Episode 9

"Udah denger cerita yang lagi rame, belum?"

"Cerita tentang apaan?"

"Tentang seorang perempuan yang suka keliling di jalan pas tengah malem, sambil menyeret peti mati."

"Emang siapa perempuan itu?"

"Ih, ya ngga tau! Yang jelas perempuan itu bukan manusia. Jadi ceritanya, ada bapak-bapak yang di suatu malam ngga bisa tidur. Dia keluar kamar, terus nyalain tivi. Pas menjelang tengah malem, kedengeran suara gruduk-gruduk dari luar. Karena penasaran, si bapak ngintip di jendela, ngga taunya, ada seorang perempuan yang penampilannya acak-acakan, lagi berjalan sambil nyeret peti mati di belakangnya pake tali."

"Ih, serem banget sih!"

"Emang. Itu kenapa, aku sekarang milih tidur cepet. Daripada pas masih melek ngedenger suara kaya gitu. Kan serem. Eh, Kak, ini semua jadi berapa?"

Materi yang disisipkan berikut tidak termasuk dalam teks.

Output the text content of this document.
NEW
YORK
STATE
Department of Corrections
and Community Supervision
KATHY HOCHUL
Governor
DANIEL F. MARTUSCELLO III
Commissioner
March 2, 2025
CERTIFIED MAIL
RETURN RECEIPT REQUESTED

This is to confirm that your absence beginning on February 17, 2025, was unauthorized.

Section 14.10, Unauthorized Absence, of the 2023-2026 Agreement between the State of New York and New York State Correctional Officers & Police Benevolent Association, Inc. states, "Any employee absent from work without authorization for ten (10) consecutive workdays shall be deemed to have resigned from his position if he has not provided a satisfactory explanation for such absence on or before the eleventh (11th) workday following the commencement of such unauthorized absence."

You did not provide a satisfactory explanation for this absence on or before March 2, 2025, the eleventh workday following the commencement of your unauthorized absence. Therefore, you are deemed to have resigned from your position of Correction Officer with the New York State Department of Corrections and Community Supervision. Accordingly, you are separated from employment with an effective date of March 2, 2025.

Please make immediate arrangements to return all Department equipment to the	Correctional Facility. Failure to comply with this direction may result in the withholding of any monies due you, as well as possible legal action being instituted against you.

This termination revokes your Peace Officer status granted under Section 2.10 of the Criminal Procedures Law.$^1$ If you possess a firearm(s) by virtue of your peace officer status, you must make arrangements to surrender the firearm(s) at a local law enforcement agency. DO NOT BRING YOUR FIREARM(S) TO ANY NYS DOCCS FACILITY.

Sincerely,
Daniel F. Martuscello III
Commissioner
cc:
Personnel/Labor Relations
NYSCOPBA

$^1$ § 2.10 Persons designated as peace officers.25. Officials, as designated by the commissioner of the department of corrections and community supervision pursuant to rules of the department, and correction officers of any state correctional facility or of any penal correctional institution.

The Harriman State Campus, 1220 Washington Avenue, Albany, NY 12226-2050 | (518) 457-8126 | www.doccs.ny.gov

Aku sontak mengangkat wajah dan menatap kedua orang gadis yang sudah berdiri di depan meja konter. Untuk sesaat tadi, aku sempat fokus mendengar percakapan mereka. "Dua puluh ribu," jawabku pelan.

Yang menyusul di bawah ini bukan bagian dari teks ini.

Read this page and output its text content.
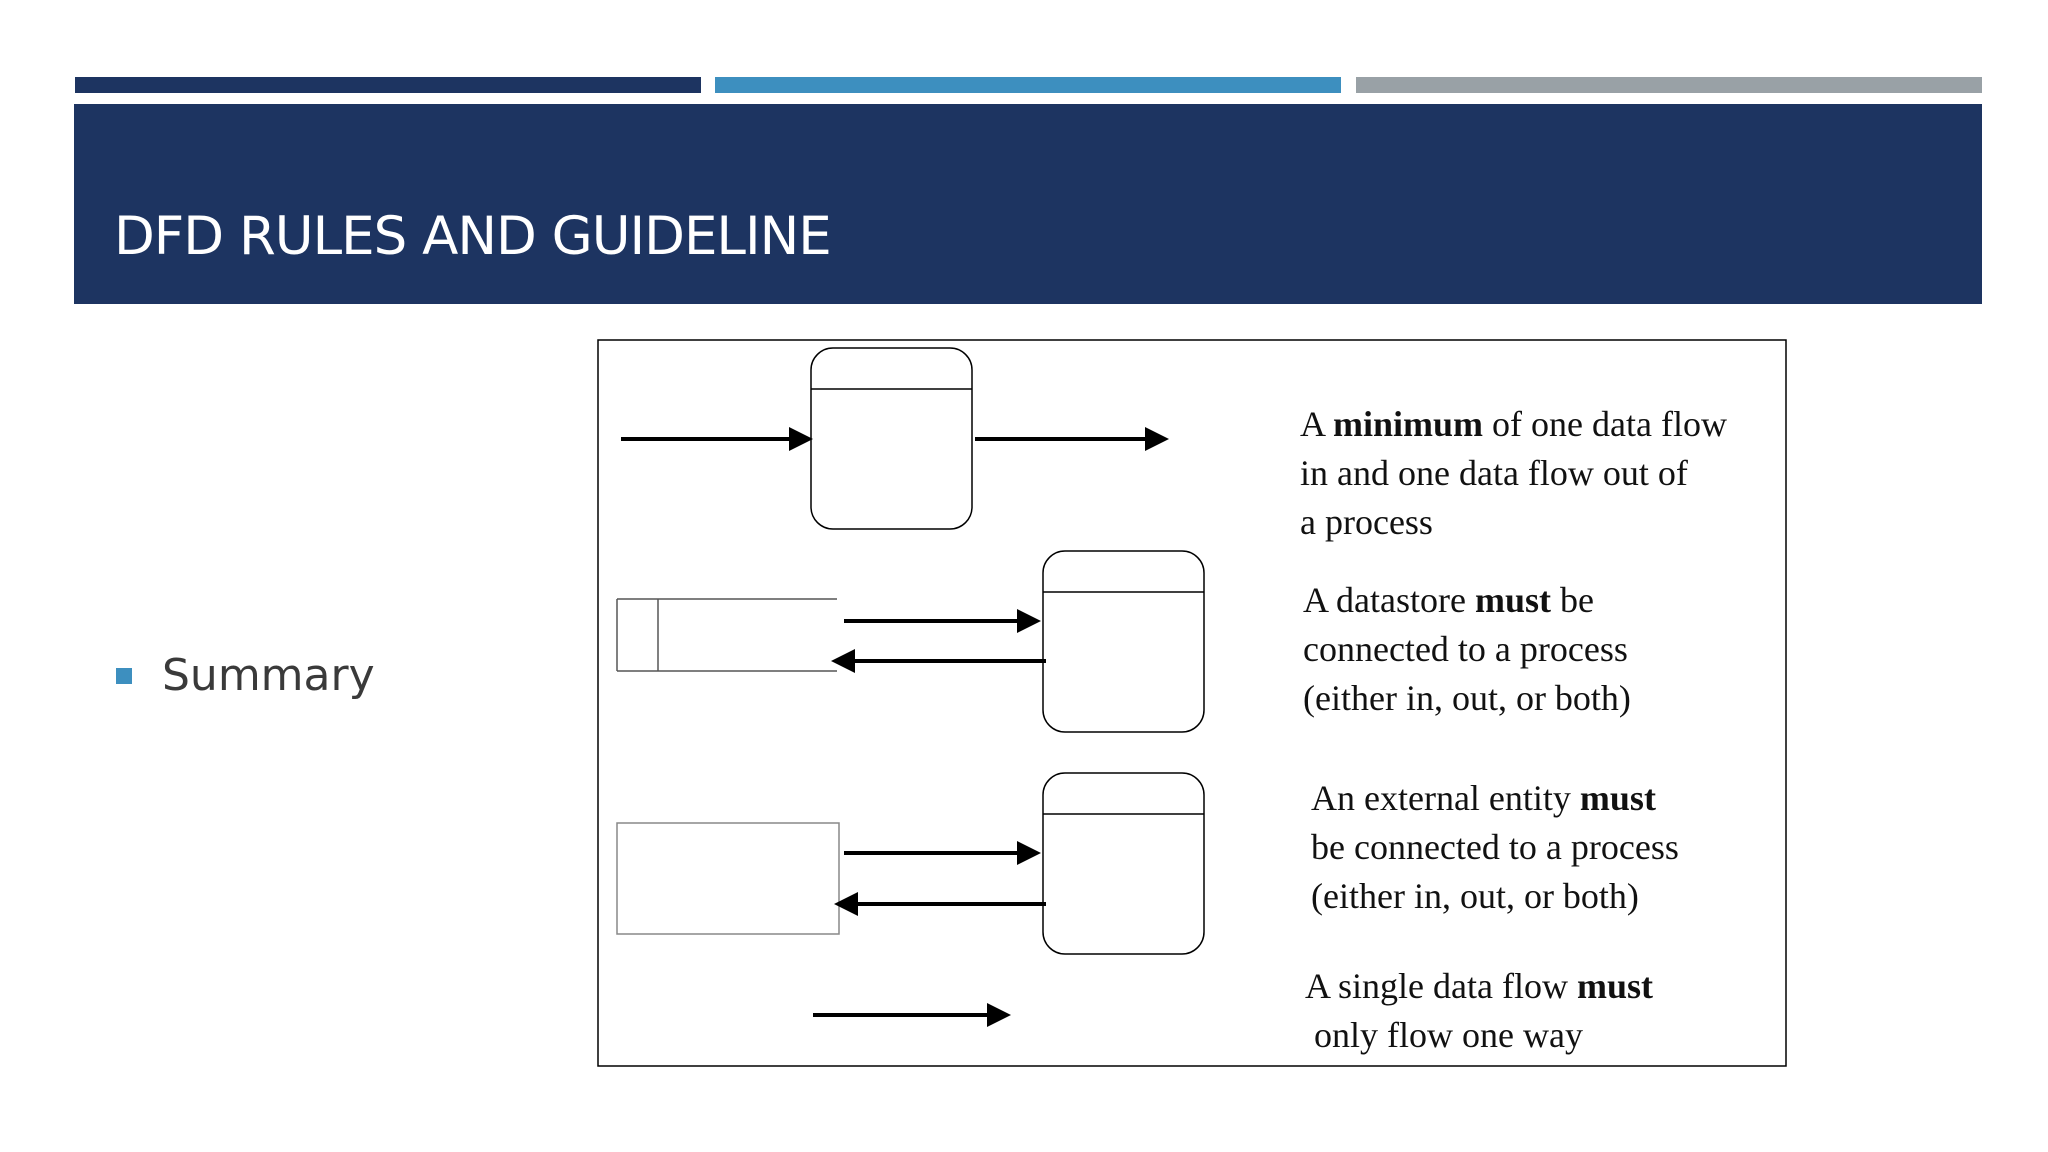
DFD RULES AND GUIDELINE
Summary
A minimum of one data flow
in and one data flow out of
a process
A datastore must be
connected to a process
(either in, out, or both)
An external entity must
be connected to a process
(either in, out, or both)
A single data flow must
only flow one way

Setelah memberikan uang pas, keduanya meninggalkan Memento Mori dan menyisakan suara dentingan seperti biasa.

"Perempuan pembawa peti mati? Menarik." Aku tersenyum sembari menggelengkan kepala pelan.

***

Tepat jam sebelas malam, saat aku hampir mematikan lampu di toko, seorang wanita muda mengetuk pintu dengan tergesa-gesa. Di wajahnya, aku bisa melihat raut khawatir yang cukup kentara.

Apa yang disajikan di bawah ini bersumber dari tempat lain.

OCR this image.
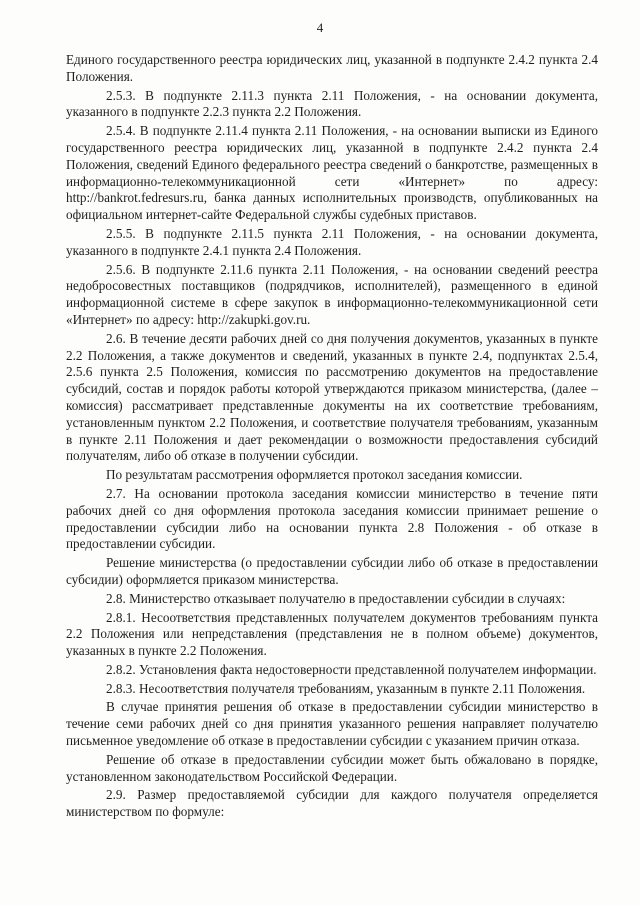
4

Единого государственного реестра юридических лиц, указанной в подпункте 2.4.2 пункта 2.4 Положения.

2.5.3. В подпункте 2.11.3 пункта 2.11 Положения, - на основании документа, указанного в подпункте 2.2.3 пункта 2.2 Положения.

2.5.4. В подпункте 2.11.4 пункта 2.11 Положения, - на основании выписки из Единого государственного реестра юридических лиц, указанной в подпункте 2.4.2 пункта 2.4 Положения, сведений Единого федерального реестра сведений о банкротстве, размещенных в информационно-телекоммуникационной сети «Интернет» по адресу: http://bankrot.fedresurs.ru, банка данных исполнительных производств, опубликованных на официальном интернет-сайте Федеральной службы судебных приставов.

2.5.5. В подпункте 2.11.5 пункта 2.11 Положения, - на основании документа, указанного в подпункте 2.4.1 пункта 2.4 Положения.

2.5.6. В подпункте 2.11.6 пункта 2.11 Положения, - на основании сведений реестра недобросовестных поставщиков (подрядчиков, исполнителей), размещенного в единой информационной системе в сфере закупок в информационно-телекоммуникационной сети «Интернет» по адресу: http://zakupki.gov.ru.

2.6. В течение десяти рабочих дней со дня получения документов, указанных в пункте 2.2 Положения, а также документов и сведений, указанных в пункте 2.4, подпунктах 2.5.4, 2.5.6 пункта 2.5 Положения, комиссия по рассмотрению документов на предоставление субсидий, состав и порядок работы которой утверждаются приказом министерства, (далее – комиссия) рассматривает представленные документы на их соответствие требованиям, установленным пунктом 2.2 Положения, и соответствие получателя требованиям, указанным в пункте 2.11 Положения и дает рекомендации о возможности предоставления субсидий получателям, либо об отказе в получении субсидии.

По результатам рассмотрения оформляется протокол заседания комиссии.

2.7. На основании протокола заседания комиссии министерство в течение пяти рабочих дней со дня оформления протокола заседания комиссии принимает решение о предоставлении субсидии либо на основании пункта 2.8 Положения - об отказе в предоставлении субсидии.

Решение министерства (о предоставлении субсидии либо об отказе в предоставлении субсидии) оформляется приказом министерства.

2.8. Министерство отказывает получателю в предоставлении субсидии в случаях:

2.8.1. Несоответствия представленных получателем документов требованиям пункта 2.2 Положения или непредставления (представления не в полном объеме) документов, указанных в пункте 2.2 Положения.

2.8.2. Установления факта недостоверности представленной получателем информации.

2.8.3. Несоответствия получателя требованиям, указанным в пункте 2.11 Положения.

В случае принятия решения об отказе в предоставлении субсидии министерство в течение семи рабочих дней со дня принятия указанного решения направляет получателю письменное уведомление об отказе в предоставлении субсидии с указанием причин отказа.

Решение об отказе в предоставлении субсидии может быть обжаловано в порядке, установленном законодательством Российской Федерации.

2.9. Размер предоставляемой субсидии для каждого получателя определяется министерством по формуле:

"Maaf, tapi toko udah tutup," ucapku membuka pintu sedikit.

"Aduh, maaf Kak. Saya mau beli gunting kecil. Barangkali di toko ini ada."

"Gunting kecil?" tanyaku balik sembari membuka pintu lebar-lebar dan memintanya duduk di kursi tempatku biasa minum teh. "Tunggu sebentar. Saya cari dulu."

Aku berjalan menuju ke pintu hitam. Ruangan di balik lintu hitam, adalah ruangan di mana aku menaruh beberapa stok barang yang akan dijual. Ruang pribadiku sendiri, terletak di bawah tanah. Setelah menemukan apa yang dicari wanita itu, aku kembali menghampirinya.

"Untung ada!" serunya dengan raut lega.

"Emang benda itu masih berguna buat ngelindungin kandungan?" tanyaku mulai penasaran.

Wanita itu terkejut dengan mata membola. "Dari mana Kakak tau kalau saya lagi hamil?"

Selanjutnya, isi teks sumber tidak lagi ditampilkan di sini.